A new paper says teens are not getting enough sleep and a lot of parents with teenage children may disagree. Others reflexively blame phones and tablets.

It isn't a new concern, though. Nor is technology new in getting blame. In 1905, The Lancet published a study saying that kids in British boarding schools were getting less sleep than was healthy, and the reason was the new popularity of affordable lighting. “Late to bed and early to rise is neither physiological nor wise,” the authors wrote.

By the 1950s, the concern was in culture again, this time due to radio and television keeping children up. In all instances, overstimulation, mental health, and poor academic achievement is invoked.

The modern world has been ruining children since writing has existed. It's easy to imagine an ancient Sumerian complaining a child read Gilgamesh twice last year and it was too much idle time wasted.



Novels were bad for children, then playing cops and robbers was making them criminals. Then adults complained kids didn't play cops and robbers, they listened to the radio, then it was television, then video games, and now phones.

Yet if these new survey results are accurate about sleep, and phones are the reason, there is actual cause for concern. Six or seven hours of sleep for older people is rather normal but not for growing bodies. 
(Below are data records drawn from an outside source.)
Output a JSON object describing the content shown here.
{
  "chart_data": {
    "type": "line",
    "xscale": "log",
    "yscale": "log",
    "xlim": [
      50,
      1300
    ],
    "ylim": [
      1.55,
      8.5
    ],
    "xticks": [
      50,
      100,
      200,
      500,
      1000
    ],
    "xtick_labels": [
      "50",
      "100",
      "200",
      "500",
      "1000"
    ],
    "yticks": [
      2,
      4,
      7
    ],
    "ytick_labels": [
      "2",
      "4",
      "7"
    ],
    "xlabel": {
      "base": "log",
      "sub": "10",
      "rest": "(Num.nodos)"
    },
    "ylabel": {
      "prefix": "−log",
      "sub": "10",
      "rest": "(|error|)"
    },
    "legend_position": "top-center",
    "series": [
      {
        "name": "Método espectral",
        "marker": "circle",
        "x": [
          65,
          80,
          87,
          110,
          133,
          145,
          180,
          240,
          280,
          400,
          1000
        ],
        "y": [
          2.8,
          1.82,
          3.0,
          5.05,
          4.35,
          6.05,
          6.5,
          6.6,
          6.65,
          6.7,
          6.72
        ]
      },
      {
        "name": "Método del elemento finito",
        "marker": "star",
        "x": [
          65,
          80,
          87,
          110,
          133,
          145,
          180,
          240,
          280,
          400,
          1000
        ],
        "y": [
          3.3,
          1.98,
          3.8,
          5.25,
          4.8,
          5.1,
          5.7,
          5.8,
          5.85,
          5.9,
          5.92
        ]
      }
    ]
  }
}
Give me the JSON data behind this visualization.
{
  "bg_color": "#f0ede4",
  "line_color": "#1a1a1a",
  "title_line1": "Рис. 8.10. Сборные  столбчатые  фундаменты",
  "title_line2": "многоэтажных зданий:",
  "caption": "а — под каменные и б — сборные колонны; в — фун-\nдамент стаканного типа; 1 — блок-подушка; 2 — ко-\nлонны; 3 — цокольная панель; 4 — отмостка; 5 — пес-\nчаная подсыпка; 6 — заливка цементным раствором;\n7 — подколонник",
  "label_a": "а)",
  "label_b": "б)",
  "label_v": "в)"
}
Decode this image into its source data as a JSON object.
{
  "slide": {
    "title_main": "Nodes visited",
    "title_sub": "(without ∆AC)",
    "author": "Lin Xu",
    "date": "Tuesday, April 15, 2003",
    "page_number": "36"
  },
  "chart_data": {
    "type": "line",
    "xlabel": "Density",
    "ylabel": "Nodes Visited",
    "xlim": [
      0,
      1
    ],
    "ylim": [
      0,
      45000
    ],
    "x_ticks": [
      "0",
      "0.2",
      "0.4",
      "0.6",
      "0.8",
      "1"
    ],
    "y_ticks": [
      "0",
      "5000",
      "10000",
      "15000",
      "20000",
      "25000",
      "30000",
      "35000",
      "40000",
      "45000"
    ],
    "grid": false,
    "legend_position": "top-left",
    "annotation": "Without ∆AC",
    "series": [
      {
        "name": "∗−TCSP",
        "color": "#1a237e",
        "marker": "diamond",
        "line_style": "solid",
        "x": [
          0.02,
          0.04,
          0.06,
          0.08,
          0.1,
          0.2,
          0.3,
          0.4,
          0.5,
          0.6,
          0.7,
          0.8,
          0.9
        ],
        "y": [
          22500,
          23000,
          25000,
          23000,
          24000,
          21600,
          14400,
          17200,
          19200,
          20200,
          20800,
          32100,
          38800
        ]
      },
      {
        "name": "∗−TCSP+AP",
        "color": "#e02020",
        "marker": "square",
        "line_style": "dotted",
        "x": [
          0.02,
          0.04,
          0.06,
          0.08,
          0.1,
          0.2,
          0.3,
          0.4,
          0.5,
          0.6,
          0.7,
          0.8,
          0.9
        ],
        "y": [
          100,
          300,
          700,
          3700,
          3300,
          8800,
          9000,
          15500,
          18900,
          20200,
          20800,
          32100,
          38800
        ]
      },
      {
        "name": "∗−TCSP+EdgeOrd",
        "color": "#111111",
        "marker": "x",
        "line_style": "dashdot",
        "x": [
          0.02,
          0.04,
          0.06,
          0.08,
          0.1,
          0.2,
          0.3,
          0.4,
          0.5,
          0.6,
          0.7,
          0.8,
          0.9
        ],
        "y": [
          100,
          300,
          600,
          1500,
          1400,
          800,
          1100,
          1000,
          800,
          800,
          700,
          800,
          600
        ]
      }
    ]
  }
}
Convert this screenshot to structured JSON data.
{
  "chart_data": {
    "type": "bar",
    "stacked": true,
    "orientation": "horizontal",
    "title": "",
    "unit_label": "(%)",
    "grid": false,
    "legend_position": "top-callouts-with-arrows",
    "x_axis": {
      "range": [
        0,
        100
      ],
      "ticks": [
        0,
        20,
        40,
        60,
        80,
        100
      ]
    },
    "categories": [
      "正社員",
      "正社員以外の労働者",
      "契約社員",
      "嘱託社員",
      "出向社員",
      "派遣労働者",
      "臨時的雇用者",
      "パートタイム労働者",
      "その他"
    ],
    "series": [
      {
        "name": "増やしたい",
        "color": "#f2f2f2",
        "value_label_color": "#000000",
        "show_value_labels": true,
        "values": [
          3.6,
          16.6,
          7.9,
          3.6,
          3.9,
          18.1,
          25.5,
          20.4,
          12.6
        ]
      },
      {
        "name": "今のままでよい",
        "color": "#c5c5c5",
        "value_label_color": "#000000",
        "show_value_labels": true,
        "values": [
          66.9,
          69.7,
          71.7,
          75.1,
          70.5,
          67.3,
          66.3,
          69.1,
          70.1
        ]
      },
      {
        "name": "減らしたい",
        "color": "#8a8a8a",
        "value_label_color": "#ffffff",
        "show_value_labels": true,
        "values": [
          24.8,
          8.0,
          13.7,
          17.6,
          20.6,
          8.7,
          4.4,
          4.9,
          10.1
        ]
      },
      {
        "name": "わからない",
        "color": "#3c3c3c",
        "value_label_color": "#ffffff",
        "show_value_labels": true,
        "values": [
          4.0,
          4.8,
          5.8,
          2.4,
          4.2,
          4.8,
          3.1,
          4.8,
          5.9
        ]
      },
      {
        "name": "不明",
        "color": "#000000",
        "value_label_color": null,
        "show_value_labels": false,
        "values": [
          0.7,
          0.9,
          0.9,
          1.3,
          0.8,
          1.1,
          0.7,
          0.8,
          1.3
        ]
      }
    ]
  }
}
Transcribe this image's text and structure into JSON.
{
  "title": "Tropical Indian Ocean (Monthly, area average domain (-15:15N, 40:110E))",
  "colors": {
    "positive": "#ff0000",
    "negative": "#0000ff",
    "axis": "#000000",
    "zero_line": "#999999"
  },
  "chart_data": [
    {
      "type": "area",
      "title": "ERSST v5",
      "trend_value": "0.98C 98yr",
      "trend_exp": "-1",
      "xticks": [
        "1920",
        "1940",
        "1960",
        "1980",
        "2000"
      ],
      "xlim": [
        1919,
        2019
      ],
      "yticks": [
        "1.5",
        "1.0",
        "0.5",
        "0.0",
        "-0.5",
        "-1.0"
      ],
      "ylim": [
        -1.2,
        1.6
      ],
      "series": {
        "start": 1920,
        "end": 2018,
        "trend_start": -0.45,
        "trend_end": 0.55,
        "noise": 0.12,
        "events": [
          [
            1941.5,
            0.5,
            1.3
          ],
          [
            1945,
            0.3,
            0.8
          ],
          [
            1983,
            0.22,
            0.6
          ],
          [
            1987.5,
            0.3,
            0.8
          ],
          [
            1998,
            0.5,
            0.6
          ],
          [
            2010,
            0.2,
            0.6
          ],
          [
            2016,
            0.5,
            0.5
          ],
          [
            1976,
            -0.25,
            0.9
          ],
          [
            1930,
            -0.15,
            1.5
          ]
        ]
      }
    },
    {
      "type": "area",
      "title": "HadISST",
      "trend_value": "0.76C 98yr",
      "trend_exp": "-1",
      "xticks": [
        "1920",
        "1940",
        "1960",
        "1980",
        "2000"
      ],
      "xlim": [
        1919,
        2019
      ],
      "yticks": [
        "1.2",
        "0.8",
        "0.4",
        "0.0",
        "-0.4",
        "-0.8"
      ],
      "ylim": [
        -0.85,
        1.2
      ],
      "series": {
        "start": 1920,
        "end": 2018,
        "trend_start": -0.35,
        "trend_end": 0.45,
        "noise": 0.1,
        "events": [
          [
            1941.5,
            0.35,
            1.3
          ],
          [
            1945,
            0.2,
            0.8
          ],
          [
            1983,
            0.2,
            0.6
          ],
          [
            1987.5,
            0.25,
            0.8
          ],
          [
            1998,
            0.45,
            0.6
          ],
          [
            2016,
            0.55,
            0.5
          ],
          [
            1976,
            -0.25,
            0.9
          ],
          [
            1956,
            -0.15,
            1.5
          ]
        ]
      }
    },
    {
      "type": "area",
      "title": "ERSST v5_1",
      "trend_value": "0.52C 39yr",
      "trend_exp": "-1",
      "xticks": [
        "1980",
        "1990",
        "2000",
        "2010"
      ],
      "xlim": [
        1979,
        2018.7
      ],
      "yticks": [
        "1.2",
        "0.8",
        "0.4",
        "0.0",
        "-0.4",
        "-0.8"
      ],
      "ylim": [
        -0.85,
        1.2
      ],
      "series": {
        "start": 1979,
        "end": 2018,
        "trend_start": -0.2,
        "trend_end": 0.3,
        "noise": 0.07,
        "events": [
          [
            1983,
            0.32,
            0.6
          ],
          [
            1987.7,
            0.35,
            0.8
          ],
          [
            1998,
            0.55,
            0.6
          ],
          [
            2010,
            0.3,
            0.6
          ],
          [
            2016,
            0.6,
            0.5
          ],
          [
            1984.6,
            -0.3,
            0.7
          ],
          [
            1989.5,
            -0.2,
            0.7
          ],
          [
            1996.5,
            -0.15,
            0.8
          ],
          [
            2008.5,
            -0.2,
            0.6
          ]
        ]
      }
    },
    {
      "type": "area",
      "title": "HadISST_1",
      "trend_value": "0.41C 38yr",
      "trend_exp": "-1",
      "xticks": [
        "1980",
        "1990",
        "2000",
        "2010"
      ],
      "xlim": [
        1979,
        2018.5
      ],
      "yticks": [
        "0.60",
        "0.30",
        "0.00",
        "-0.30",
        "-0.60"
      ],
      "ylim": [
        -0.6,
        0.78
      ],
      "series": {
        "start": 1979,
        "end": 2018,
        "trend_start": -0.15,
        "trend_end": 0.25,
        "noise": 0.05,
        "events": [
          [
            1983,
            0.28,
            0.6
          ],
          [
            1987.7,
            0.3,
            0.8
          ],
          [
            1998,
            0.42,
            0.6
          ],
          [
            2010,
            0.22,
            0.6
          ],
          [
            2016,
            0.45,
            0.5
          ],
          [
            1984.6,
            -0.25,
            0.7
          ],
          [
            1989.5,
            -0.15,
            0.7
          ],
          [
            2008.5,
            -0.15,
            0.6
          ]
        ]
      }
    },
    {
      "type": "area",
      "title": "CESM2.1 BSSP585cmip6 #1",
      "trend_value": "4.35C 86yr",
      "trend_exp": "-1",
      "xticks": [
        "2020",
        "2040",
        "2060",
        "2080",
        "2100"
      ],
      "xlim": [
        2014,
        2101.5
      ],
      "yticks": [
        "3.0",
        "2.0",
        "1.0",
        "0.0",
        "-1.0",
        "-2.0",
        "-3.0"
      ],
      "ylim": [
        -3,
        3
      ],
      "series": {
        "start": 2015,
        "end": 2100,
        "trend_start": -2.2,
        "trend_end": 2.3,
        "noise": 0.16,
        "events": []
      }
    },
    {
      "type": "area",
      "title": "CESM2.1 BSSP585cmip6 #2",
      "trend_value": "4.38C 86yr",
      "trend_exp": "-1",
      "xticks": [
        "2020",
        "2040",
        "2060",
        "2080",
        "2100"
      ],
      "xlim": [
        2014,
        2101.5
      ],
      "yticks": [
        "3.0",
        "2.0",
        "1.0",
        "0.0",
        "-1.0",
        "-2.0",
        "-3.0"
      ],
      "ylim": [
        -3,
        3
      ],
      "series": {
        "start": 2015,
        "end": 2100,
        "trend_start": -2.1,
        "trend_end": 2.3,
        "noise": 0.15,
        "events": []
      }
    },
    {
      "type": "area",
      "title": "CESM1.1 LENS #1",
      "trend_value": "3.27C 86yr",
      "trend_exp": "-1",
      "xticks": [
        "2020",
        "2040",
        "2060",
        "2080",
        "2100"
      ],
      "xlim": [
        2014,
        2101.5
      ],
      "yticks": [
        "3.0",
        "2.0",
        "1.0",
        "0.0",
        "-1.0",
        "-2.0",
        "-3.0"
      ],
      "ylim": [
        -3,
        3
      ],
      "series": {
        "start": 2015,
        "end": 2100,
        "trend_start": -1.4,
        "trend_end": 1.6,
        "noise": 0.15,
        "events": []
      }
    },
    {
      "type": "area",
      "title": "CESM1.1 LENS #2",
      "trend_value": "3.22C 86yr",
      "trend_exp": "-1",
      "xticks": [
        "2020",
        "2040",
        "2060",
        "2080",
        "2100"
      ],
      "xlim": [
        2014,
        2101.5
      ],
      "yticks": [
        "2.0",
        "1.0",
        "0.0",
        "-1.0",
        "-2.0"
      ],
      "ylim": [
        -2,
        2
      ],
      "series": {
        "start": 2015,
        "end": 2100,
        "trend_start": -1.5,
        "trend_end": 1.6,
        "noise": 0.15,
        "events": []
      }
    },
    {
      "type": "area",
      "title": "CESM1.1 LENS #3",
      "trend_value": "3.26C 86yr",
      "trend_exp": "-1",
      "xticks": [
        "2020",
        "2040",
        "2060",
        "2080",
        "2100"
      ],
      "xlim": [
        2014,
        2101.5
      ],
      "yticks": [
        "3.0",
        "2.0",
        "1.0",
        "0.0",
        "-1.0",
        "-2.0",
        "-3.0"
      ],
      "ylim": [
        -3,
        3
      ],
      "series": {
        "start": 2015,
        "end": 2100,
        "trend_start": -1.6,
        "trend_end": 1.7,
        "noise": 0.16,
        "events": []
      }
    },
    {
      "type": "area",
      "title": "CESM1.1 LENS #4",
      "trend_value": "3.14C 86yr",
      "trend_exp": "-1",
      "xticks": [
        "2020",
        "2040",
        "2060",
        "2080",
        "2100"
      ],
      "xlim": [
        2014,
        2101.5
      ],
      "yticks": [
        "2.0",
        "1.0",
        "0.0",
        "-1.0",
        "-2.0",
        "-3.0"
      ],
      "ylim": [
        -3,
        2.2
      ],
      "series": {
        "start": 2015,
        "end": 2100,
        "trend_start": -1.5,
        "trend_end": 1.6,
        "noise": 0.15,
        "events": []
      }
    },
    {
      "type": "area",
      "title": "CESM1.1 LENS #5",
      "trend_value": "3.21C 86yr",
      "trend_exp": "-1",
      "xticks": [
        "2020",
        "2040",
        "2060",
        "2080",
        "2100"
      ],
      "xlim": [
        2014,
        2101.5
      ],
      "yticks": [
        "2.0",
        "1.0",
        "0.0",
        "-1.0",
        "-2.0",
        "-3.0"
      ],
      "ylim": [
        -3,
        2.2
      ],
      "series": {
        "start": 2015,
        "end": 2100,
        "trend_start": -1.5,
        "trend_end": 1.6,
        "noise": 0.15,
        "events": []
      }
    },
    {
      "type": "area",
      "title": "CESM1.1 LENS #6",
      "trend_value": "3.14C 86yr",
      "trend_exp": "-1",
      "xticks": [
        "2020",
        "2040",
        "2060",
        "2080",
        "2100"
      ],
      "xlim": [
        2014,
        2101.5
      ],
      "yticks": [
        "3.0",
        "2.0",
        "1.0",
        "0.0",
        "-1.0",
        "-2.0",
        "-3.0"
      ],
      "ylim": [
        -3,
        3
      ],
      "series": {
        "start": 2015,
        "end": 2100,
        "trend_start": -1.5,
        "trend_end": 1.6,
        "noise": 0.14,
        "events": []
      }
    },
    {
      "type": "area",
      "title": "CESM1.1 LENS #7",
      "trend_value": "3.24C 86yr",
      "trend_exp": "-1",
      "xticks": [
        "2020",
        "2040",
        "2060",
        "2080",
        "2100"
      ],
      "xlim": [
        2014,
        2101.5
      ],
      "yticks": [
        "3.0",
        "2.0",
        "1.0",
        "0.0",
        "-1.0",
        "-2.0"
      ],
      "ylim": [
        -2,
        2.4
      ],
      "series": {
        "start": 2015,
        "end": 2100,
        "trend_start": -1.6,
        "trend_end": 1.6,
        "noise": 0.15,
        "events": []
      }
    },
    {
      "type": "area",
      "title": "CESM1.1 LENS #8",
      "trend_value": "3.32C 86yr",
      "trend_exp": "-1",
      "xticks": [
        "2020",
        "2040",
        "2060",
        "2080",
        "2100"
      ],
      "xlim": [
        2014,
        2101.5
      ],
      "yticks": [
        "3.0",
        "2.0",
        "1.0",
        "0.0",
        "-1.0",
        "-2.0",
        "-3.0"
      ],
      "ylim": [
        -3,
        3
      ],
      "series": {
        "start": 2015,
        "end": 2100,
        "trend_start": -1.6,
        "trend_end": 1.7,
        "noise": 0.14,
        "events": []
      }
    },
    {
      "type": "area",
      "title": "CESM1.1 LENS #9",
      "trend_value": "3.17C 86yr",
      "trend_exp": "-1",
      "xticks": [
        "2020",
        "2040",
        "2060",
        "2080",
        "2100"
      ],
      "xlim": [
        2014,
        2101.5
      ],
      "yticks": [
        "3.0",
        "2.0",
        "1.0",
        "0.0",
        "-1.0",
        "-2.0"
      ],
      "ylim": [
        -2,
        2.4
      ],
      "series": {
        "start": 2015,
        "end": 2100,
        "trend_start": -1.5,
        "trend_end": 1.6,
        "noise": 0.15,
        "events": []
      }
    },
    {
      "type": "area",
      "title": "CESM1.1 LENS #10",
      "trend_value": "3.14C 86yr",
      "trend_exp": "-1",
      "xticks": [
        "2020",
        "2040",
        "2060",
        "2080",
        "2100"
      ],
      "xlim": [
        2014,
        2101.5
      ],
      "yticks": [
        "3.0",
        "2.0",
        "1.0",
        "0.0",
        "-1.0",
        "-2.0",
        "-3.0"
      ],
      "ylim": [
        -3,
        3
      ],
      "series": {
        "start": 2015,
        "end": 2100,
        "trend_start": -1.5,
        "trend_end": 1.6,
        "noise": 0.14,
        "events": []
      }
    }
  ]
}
They are surveys, so they go into the EXPLORATORY pile, we should not be making policy on surveys because Gens Z and Alpha are skeptical about everything; there is no reason to believe they are being honest on a survey when even people who think surveys are accurate predictors of behavior aren't honest on surveys. But it's still worth thinking about if anywhere near 50 percent of teens sleep less than five hours per night.

This was from the Youth Risk Behavior Survey, which has been done by the U.S. CDC for decades. If you wonder how American government manufactured a teen vaping epidemic, CDC survey data are how. Their methodology is not great so results from 2007 to 2023 claiming should be taken with that grain of salt the CDC says will give you a heart attack if you exceed an epidemiological population average.

Except the result was consistent across all sub-groups. You can safely ignore links to depression and risk of diabetes, epidemiologists have also linked virtual pollution, railroad tracks, weedkillers, and the election of President Trump to both of those. The authors did control for the obvious, like reported depression, any use of a controlled substance, or no other risk factors. Including screen time.

Teens reporting eight hours of sleep per night dropped from over 30 percent in 2007 to under 25 percent in 2023.

The authors bizarrely use that as reason to advocate for later school times. While it is true that we are no longer an agrarian society, as when governments took control of education, so kids don't need to get up early for chores and be back in time to work before dark, better education outcomes would be attained by instead getting rid of summer vacations. You won't find many academics going up against education unions by arguing for that, but a later start time for schools shows no evidence it will help. 

Teachers like to stay up late and then sleep in also, so they will be okay with it. Neither is a good reason to start tinkering with kids when they have already been impacted by government tinkering during the COVID-19 pandemic.

Citation: Bommersbach TJ, Olfson M, Rhee TG. Insufficient Sleep Among US Adolescents Across Behavioral Risk Groups. JAMA. Published online March 02, 2026. doi:10.1001/jama.2026.1417

NOTE:

(1) In that 1819 Washington Irving story, he got drunk with hillbillies in the Catskills and slept so long he missed the entire American Revolution. No wonder more modern people think kids don't spend enough time resting.